Getting a Facebook Login working on your application

Posted on by Steve Workman About 4 min reading time

Update 2010: This method is still valid but has been replaced with "Facebook Connect". See a follow-up post: Facebook Logins with Facebook Connect

I'm writing this after a hard day's work with the Facebook API. It's almost been work the blood, sweat and tears that I have shed during the last 5 hours. This will also hopefully serve as a guide for anyone trying to get something simple done with facebook authentication.

Firstly, my mission:

My first steps take me to platform.facebook.com and to their guides. I add the developer application and get myself an API key, setting up my server at the same time. There are plenty of other tutorials that show you how to do that.

The next thing I do is go to the authenticaiton documentation and grab their login button and put it into my website. As previously mentioned in other posts, I wanted to use the thickbox technique to log in; however, I then came upon the first limitations of the facebook platform

  1. The thickbox can open an iframe with the facebook login in it, but in order to close that box on the click of login, I have to attach some javascript to the button, which I can't do
  2. Even simply having the login come up in a popup has the same problem.
  3. Even so, ignoring that, once you click ok, Facebook redirects you to the callback page, but it does so in the iframe/popup!
  4. Even if that was all acceptable, in order to retrieve the Facebook session, you need to use the auth token provided in the returned URL, which you can't get at in the iframe/popup without some funky javascript

Thus, I've dropped the thickbox login. Very sorry. If you can think of a way around this, please please please let me know.

Next comes with what to do with everything. My previous login was actually controlled by the phpBB forums and, whilst it is still possible to throw the token to the forums, I haven't in this example as it overcomplicates things (and I'm waiting for phpBBv3 to go gold). I considered the following tasks that the script had to do before it would log people in

  1. Test if the auth_token is real
  2. Test if the user is in the database
  3. Get their details and fill my session variables
  4. Prevent this process from happening every time

The first one was quite easy actually. Looking at the facebook.php file in the client library (from the developer tools) I found a do_get_session($auth_token) method. This swaps my token for a session, returning an array if it's alright, nothing if it's not. The array contains the user id, session key and a time for when the session expires

The second bit is the hardest. On sheffieldhockey.com alone there are 435 registered members (though only half that number are active really). Also, not all of them are on facebook and I certainly don't know their facebook IDs to populate the database with. Therefore, this second bit involves a test to see if the user is there, then if they're not, they will be bounced to a page asking them to register, or to pick their name from a list. This is the only way I can see a nice smooth transition without me getting the admin to trawl facebook for people.

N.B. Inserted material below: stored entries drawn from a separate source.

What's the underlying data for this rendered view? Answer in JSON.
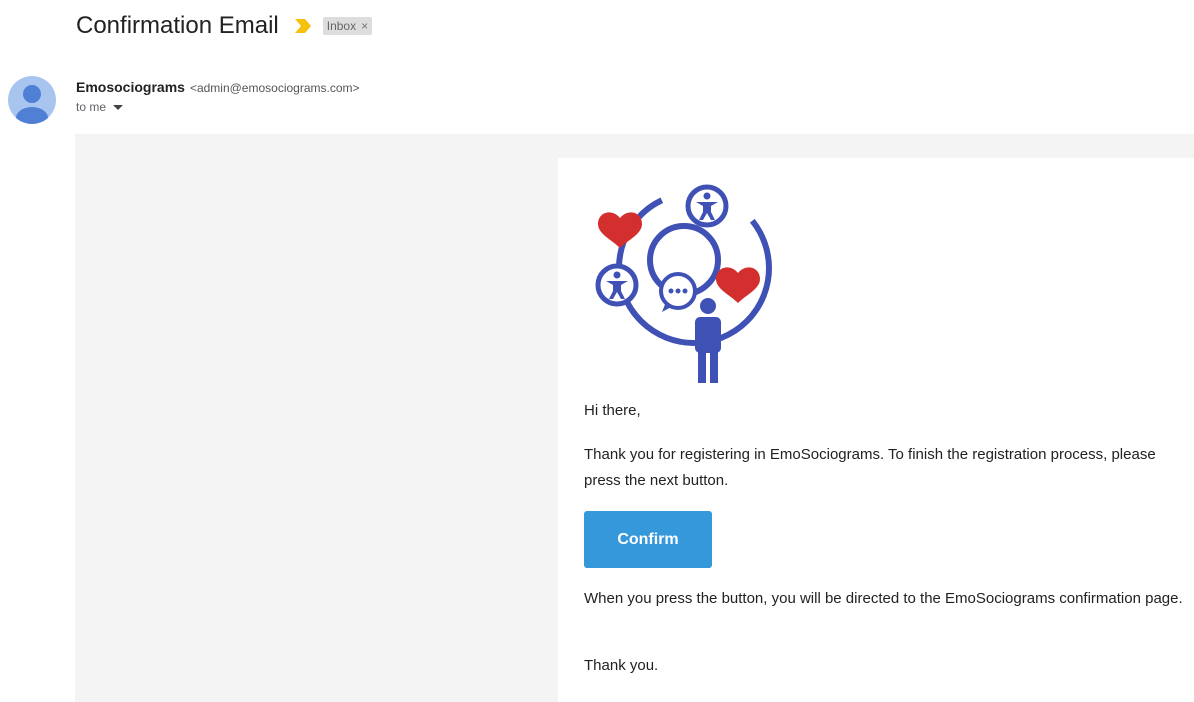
{
  "header": {
    "subject": "Confirmation Email",
    "label": "Inbox",
    "label_close": "×"
  },
  "sender": {
    "name": "Emosociograms",
    "email": "<admin@emosociograms.com>",
    "to": "to me"
  },
  "email_body": {
    "greeting": "Hi there,",
    "paragraph1": "Thank you for registering in EmoSociograms. To finish the registration process, please press the next button.",
    "confirm_label": "Confirm",
    "paragraph2": "When you press the button, you will be directed to the EmoSociograms confirmation page.",
    "thanks": "Thank you."
  },
  "icons": {
    "importance": "importance-marker-icon",
    "avatar": "person-avatar-icon",
    "caret": "chevron-down-icon",
    "logo": "emosociograms-logo"
  },
  "colors": {
    "importance": "#f4c20d",
    "logo_blue": "#3f51b5",
    "logo_red": "#d32f2f",
    "button": "#3498db",
    "avatar_bg": "#a8c5f0",
    "avatar_fg": "#4f80d6"
  }
}
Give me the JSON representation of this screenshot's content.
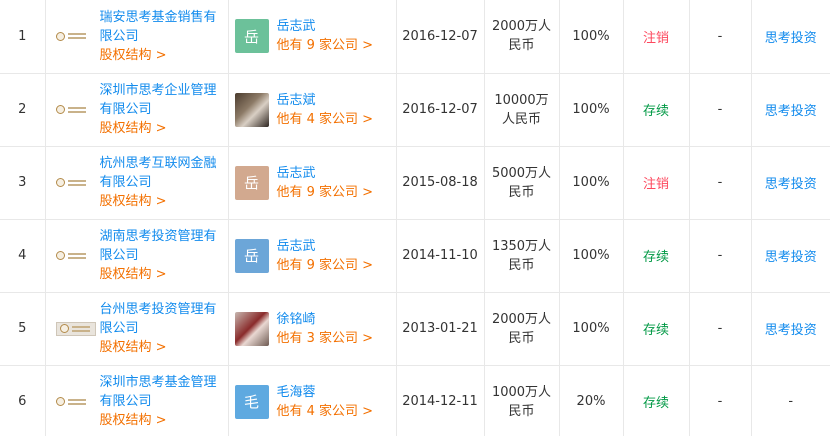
{
  "rows": [
    {
      "index": "1",
      "company_name": "瑞安思考基金销售有限公司",
      "equity_label": "股权结构 >",
      "logo_style": "plain",
      "avatar_char": "岳",
      "avatar_color": "#6cc19a",
      "avatar_type": "char",
      "person_name": "岳志武",
      "person_more": "他有 9 家公司 >",
      "date": "2016-12-07",
      "capital": "2000万人民币",
      "ratio": "100%",
      "status": "注销",
      "status_type": "cancel",
      "dash": "-",
      "investor": "思考投资"
    },
    {
      "index": "2",
      "company_name": "深圳市思考企业管理有限公司",
      "equity_label": "股权结构 >",
      "logo_style": "plain",
      "avatar_char": "",
      "avatar_color": "",
      "avatar_type": "photo",
      "person_name": "岳志斌",
      "person_more": "他有 4 家公司 >",
      "date": "2016-12-07",
      "capital": "10000万人民币",
      "ratio": "100%",
      "status": "存续",
      "status_type": "active",
      "dash": "-",
      "investor": "思考投资"
    },
    {
      "index": "3",
      "company_name": "杭州思考互联网金融有限公司",
      "equity_label": "股权结构 >",
      "logo_style": "plain",
      "avatar_char": "岳",
      "avatar_color": "#d2a98f",
      "avatar_type": "char",
      "person_name": "岳志武",
      "person_more": "他有 9 家公司 >",
      "date": "2015-08-18",
      "capital": "5000万人民币",
      "ratio": "100%",
      "status": "注销",
      "status_type": "cancel",
      "dash": "-",
      "investor": "思考投资"
    },
    {
      "index": "4",
      "company_name": "湖南思考投资管理有限公司",
      "equity_label": "股权结构 >",
      "logo_style": "plain",
      "avatar_char": "岳",
      "avatar_color": "#6ca6d8",
      "avatar_type": "char",
      "person_name": "岳志武",
      "person_more": "他有 9 家公司 >",
      "date": "2014-11-10",
      "capital": "1350万人民币",
      "ratio": "100%",
      "status": "存续",
      "status_type": "active",
      "dash": "-",
      "investor": "思考投资"
    },
    {
      "index": "5",
      "company_name": "台州思考投资管理有限公司",
      "equity_label": "股权结构 >",
      "logo_style": "boxed",
      "avatar_char": "",
      "avatar_color": "",
      "avatar_type": "photo2",
      "person_name": "徐铭崎",
      "person_more": "他有 3 家公司 >",
      "date": "2013-01-21",
      "capital": "2000万人民币",
      "ratio": "100%",
      "status": "存续",
      "status_type": "active",
      "dash": "-",
      "investor": "思考投资"
    },
    {
      "index": "6",
      "company_name": "深圳市思考基金管理有限公司",
      "equity_label": "股权结构 >",
      "logo_style": "plain",
      "avatar_char": "毛",
      "avatar_color": "#5ea9e0",
      "avatar_type": "char",
      "person_name": "毛海蓉",
      "person_more": "他有 4 家公司 >",
      "date": "2014-12-11",
      "capital": "1000万人民币",
      "ratio": "20%",
      "status": "存续",
      "status_type": "active",
      "dash": "-",
      "investor": "-"
    }
  ]
}
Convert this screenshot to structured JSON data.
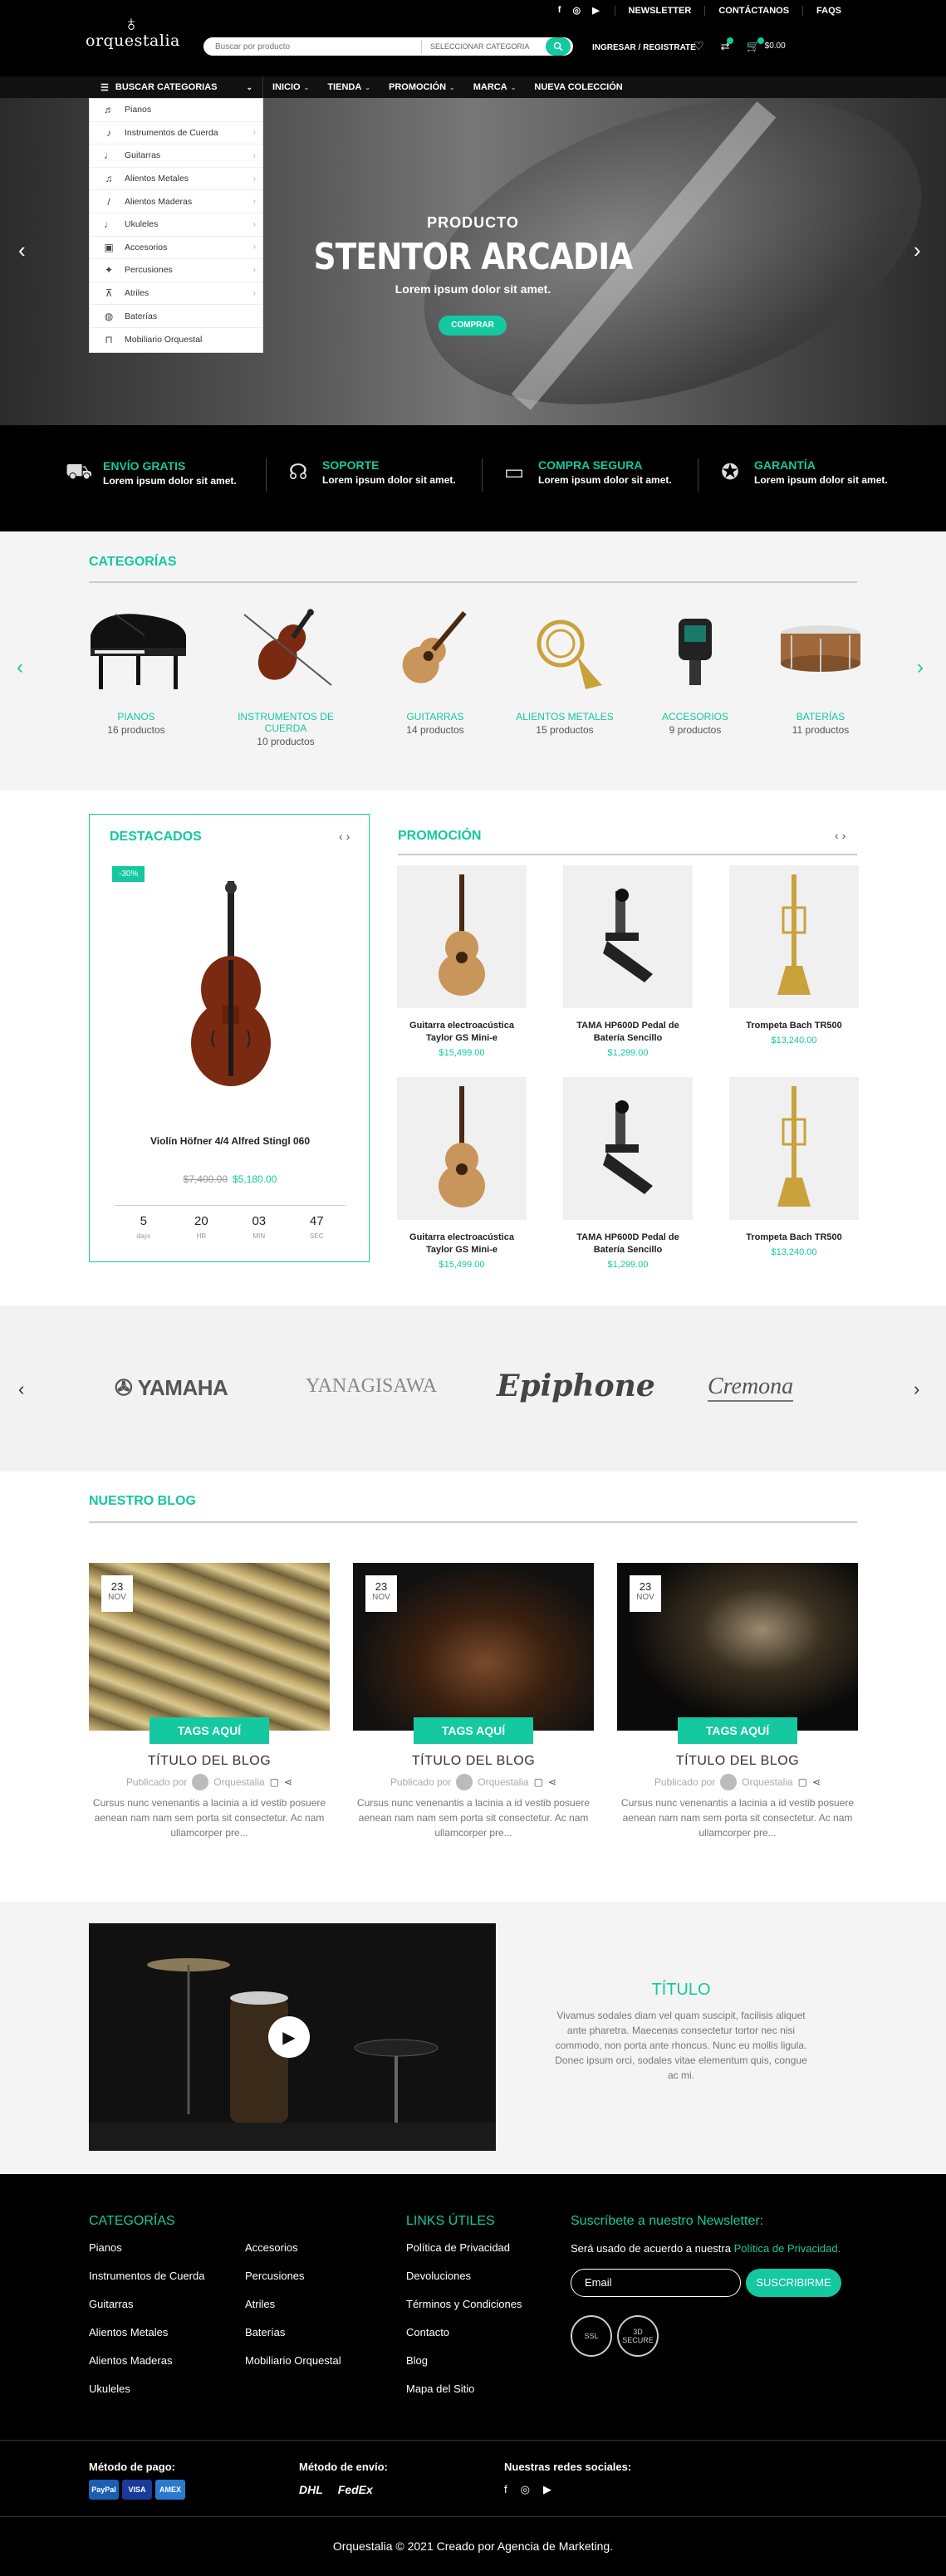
{
  "header": {
    "top_links": [
      "NEWSLETTER",
      "CONTÁCTANOS",
      "FAQS"
    ],
    "logo_text": "orquestalia",
    "search_placeholder": "Buscar por producto",
    "search_category": "SELECCIONAR CATEGORIA",
    "account": "INGRESAR / REGISTRATE",
    "cart_total": "$0.00"
  },
  "nav": {
    "categories_button": "BUSCAR CATEGORIAS",
    "items": [
      "INICIO",
      "TIENDA",
      "PROMOCIÓN",
      "MARCA",
      "NUEVA COLECCIÓN"
    ]
  },
  "dropdown": {
    "items": [
      "Pianos",
      "Instrumentos de Cuerda",
      "Guitarras",
      "Alientos Metales",
      "Alientos Maderas",
      "Ukuleles",
      "Accesorios",
      "Percusiones",
      "Atriles",
      "Baterías",
      "Mobiliario Orquestal"
    ]
  },
  "hero": {
    "pretitle": "PRODUCTO",
    "title": "STENTOR ARCADIA",
    "subtitle": "Lorem ipsum dolor sit amet.",
    "button": "COMPRAR"
  },
  "features": [
    {
      "title": "ENVÍO GRATIS",
      "text": "Lorem ipsum dolor sit amet.",
      "icon": "truck-icon"
    },
    {
      "title": "SOPORTE",
      "text": "Lorem ipsum dolor sit amet.",
      "icon": "headset-icon"
    },
    {
      "title": "COMPRA SEGURA",
      "text": "Lorem ipsum dolor sit amet.",
      "icon": "card-icon"
    },
    {
      "title": "GARANTÍA",
      "text": "Lorem ipsum dolor sit amet.",
      "icon": "ribbon-icon"
    }
  ],
  "categories": {
    "title": "CATEGORÍAS",
    "items": [
      {
        "name": "PIANOS",
        "count": "16 productos"
      },
      {
        "name": "INSTRUMENTOS DE CUERDA",
        "count": "10 productos"
      },
      {
        "name": "GUITARRAS",
        "count": "14 productos"
      },
      {
        "name": "ALIENTOS METALES",
        "count": "15 productos"
      },
      {
        "name": "ACCESORIOS",
        "count": "9 productos"
      },
      {
        "name": "BATERÍAS",
        "count": "11 productos"
      }
    ]
  },
  "featured": {
    "title": "DESTACADOS",
    "discount": "-30%",
    "name": "Violín Höfner 4/4 Alfred Stingl 060",
    "old_price": "$7,400.00",
    "price": "$5,180.00",
    "countdown": [
      {
        "value": "5",
        "unit": "days"
      },
      {
        "value": "20",
        "unit": "HR"
      },
      {
        "value": "03",
        "unit": "MIN"
      },
      {
        "value": "47",
        "unit": "SEC"
      }
    ]
  },
  "promo": {
    "title": "PROMOCIÓN",
    "products": [
      {
        "name": "Guitarra electroacústica Taylor GS Mini-e",
        "price": "$15,499.00"
      },
      {
        "name": "TAMA HP600D Pedal de Batería Sencillo",
        "price": "$1,299.00"
      },
      {
        "name": "Trompeta Bach TR500",
        "price": "$13,240.00"
      },
      {
        "name": "Guitarra electroacústica Taylor GS Mini-e",
        "price": "$15,499.00"
      },
      {
        "name": "TAMA HP600D Pedal de Batería Sencillo",
        "price": "$1,299.00"
      },
      {
        "name": "Trompeta Bach TR500",
        "price": "$13,240.00"
      }
    ]
  },
  "brands": [
    "YAMAHA",
    "YANAGISAWA",
    "Epiphone",
    "Cremona"
  ],
  "blog": {
    "title": "NUESTRO BLOG",
    "posts": [
      {
        "day": "23",
        "month": "NOV",
        "tag": "TAGS AQUÍ",
        "title": "TÍTULO DEL BLOG",
        "by": "Publicado por",
        "author": "Orquestalia",
        "excerpt": "Cursus nunc venenantis a lacinia a id vestib posuere aenean nam nam sem porta sit consectetur. Ac nam ullamcorper pre..."
      },
      {
        "day": "23",
        "month": "NOV",
        "tag": "TAGS AQUÍ",
        "title": "TÍTULO DEL BLOG",
        "by": "Publicado por",
        "author": "Orquestalia",
        "excerpt": "Cursus nunc venenantis a lacinia a id vestib posuere aenean nam nam sem porta sit consectetur. Ac nam ullamcorper pre..."
      },
      {
        "day": "23",
        "month": "NOV",
        "tag": "TAGS AQUÍ",
        "title": "TÍTULO DEL BLOG",
        "by": "Publicado por",
        "author": "Orquestalia",
        "excerpt": "Cursus nunc venenantis a lacinia a id vestib posuere aenean nam nam sem porta sit consectetur. Ac nam ullamcorper pre..."
      }
    ]
  },
  "video": {
    "title": "TÍTULO",
    "text": "Vivamus sodales diam vel quam suscipit, facilisis aliquet ante pharetra. Maecenas consectetur tortor nec nisi commodo, non porta ante rhoncus. Nunc eu mollis ligula. Donec ipsum orci, sodales vitae elementum quis, congue ac mi."
  },
  "footer": {
    "categories_title": "CATEGORÍAS",
    "categories_col1": [
      "Pianos",
      "Instrumentos de Cuerda",
      "Guitarras",
      "Alientos Metales",
      "Alientos Maderas",
      "Ukuleles"
    ],
    "categories_col2": [
      "Accesorios",
      "Percusiones",
      "Atriles",
      "Baterías",
      "Mobiliario Orquestal"
    ],
    "links_title": "LINKS ÚTILES",
    "links": [
      "Política de Privacidad",
      "Devoluciones",
      "Términos y Condiciones",
      "Contacto",
      "Blog",
      "Mapa del Sitio"
    ],
    "newsletter_title": "Suscríbete a nuestro Newsletter:",
    "newsletter_text": "Será usado de acuerdo a nuestra",
    "newsletter_link": "Política de Privacidad.",
    "email_placeholder": "Email",
    "subscribe": "SUSCRIBIRME",
    "seal1": "SSL",
    "seal2": "3D SECURE",
    "payment_label": "Método de pago:",
    "payment_methods": [
      "PayPal",
      "VISA",
      "AMEX"
    ],
    "shipping_label": "Método de envío:",
    "shipping_methods": [
      "DHL",
      "FedEx"
    ],
    "social_label": "Nuestras redes sociales:",
    "copyright": "Orquestalia © 2021  Creado por Agencia de Marketing."
  },
  "colors": {
    "accent": "#14c8a0",
    "dark": "#000000"
  }
}
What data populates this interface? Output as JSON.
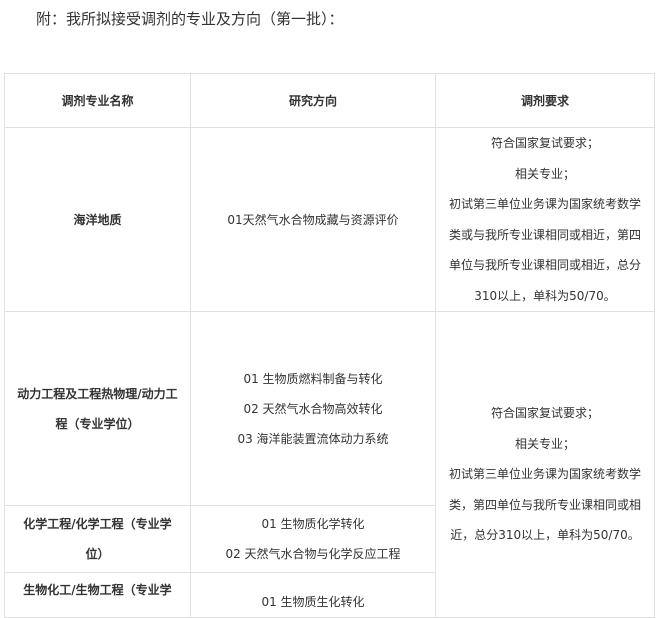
{
  "intro": "附：我所拟接受调剂的专业及方向（第一批）：",
  "table": {
    "headers": [
      "调剂专业名称",
      "研究方向",
      "调剂要求"
    ],
    "rows": [
      {
        "major": "海洋地质",
        "directions": [
          "01天然气水合物成藏与资源评价"
        ],
        "requirements": [
          "符合国家复试要求；",
          "相关专业；",
          "初试第三单位业务课为国家统考数学",
          "类或与我所专业课相同或相近，第四",
          "单位与我所专业课相同或相近，总分",
          "310以上，单科为50/70。"
        ]
      },
      {
        "major_lines": [
          "动力工程及工程热物理/动力工",
          "程（专业学位）"
        ],
        "directions": [
          "01 生物质燃料制备与转化",
          "02 天然气水合物高效转化",
          "03 海洋能装置流体动力系统"
        ]
      },
      {
        "major_lines": [
          "化学工程/化学工程（专业学",
          "位）"
        ],
        "directions": [
          "01 生物质化学转化",
          "02 天然气水合物与化学反应工程"
        ]
      },
      {
        "major_lines": [
          "生物化工/生物工程（专业学"
        ],
        "directions": [
          "01 生物质生化转化"
        ]
      }
    ],
    "shared_requirements": [
      "符合国家复试要求；",
      "相关专业；",
      "初试第三单位业务课为国家统考数学",
      "类，第四单位与我所专业课相同或相",
      "近，总分310以上，单科为50/70。"
    ]
  }
}
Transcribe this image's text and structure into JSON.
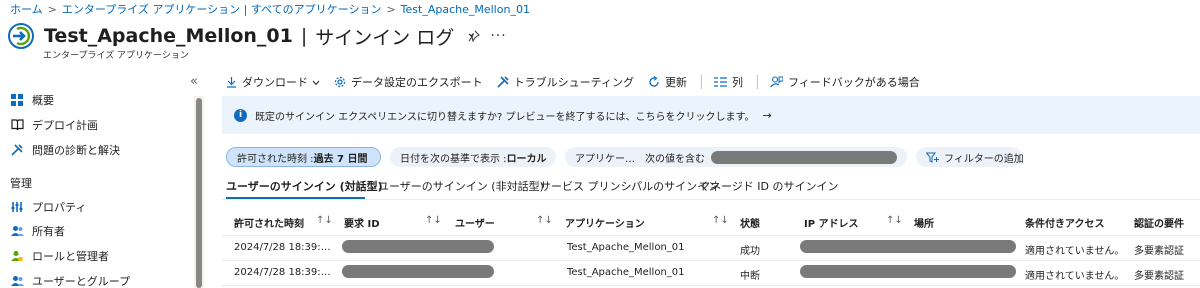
{
  "breadcrumb": [
    "ホーム",
    "エンタープライズ アプリケーション | すべてのアプリケーション",
    "Test_Apache_Mellon_01"
  ],
  "header": {
    "app_name": "Test_Apache_Mellon_01",
    "separator": "|",
    "page": "サインイン ログ",
    "subtitle": "エンタープライズ アプリケーション",
    "more": "···"
  },
  "sidebar": {
    "collapse": "«",
    "items": [
      {
        "label": "概要",
        "icon": "grid-icon"
      },
      {
        "label": "デプロイ計画",
        "icon": "book-icon"
      },
      {
        "label": "問題の診断と解決",
        "icon": "wrench-icon"
      }
    ],
    "heading": "管理",
    "manage_items": [
      {
        "label": "プロパティ",
        "icon": "properties-icon"
      },
      {
        "label": "所有者",
        "icon": "users-icon"
      },
      {
        "label": "ロールと管理者",
        "icon": "role-icon"
      },
      {
        "label": "ユーザーとグループ",
        "icon": "users-icon"
      }
    ]
  },
  "toolbar": {
    "download": "ダウンロード",
    "export": "データ設定のエクスポート",
    "troubleshoot": "トラブルシューティング",
    "refresh": "更新",
    "columns": "列",
    "feedback": "フィードバックがある場合"
  },
  "banner": {
    "text": "既定のサインイン エクスペリエンスに切り替えますか? プレビューを終了するには、こちらをクリックします。",
    "arrow": "→"
  },
  "filters": {
    "time_prefix": "許可された時刻 : ",
    "time_value": "過去 7 日間",
    "date_prefix": "日付を次の基準で表示 : ",
    "date_value": "ローカル",
    "app_filter": "アプリケー…　次の値を含む",
    "add_filter": "フィルターの追加"
  },
  "tabs": [
    "ユーザーのサインイン (対話型)",
    "ユーザーのサインイン (非対話型)",
    "サービス プリンシパルのサインイン",
    "マネージド ID のサインイン"
  ],
  "table": {
    "headers": [
      "許可された時刻",
      "要求 ID",
      "ユーザー",
      "アプリケーション",
      "状態",
      "IP アドレス",
      "場所",
      "条件付きアクセス",
      "認証の要件"
    ],
    "rows": [
      {
        "time": "2024/7/28 18:39:…",
        "app": "Test_Apache_Mellon_01",
        "status": "成功",
        "ca": "適用されていません。",
        "auth": "多要素認証"
      },
      {
        "time": "2024/7/28 18:39:…",
        "app": "Test_Apache_Mellon_01",
        "status": "中断",
        "ca": "適用されていません。",
        "auth": "多要素認証"
      }
    ]
  },
  "colors": {
    "accent": "#0f6cbd",
    "link": "#0067b8",
    "banner_bg": "#ebf3fc",
    "redaction": "#7a7a7a"
  }
}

The third part isn't that hard, assuming there's a person in there. Simply get the data and set it.

Preventing it from happening each time is a simple check of the sessions to see if they're set and then if an auth_token is set. The trickiest part of this was that I'd been defining my variables twice and so it looked like the sessions weren't setting until a refresh of the page. Thankfully that's fixed now.

The hardest part in this game actually seemed to be getting the logout working! Facebook requires that to log a user out you must POST to www.facebook.com/logout.php with confirm=1 set. I tried a couple of ways first, initially with a form, but that simply dropped me out into a Facebook login screen and when I went back, I hadn't cleared my sessions so I was still logged in!

Secondly, I tried and AJAX request to the page, but that page disallowed it. Finally, I found a script that let you do POST requests without forms (google for it) and from there I made a page, called the function, cleared my sessions and headered back as normal.

And all that does is log you in... it's a lot of work for not very much, but it'll allow you to do so much more. That said, the pain of not being able to do the thickbox login is annoying and to be honest it distracts from the site. Any way around that and I'll be eternally greatful!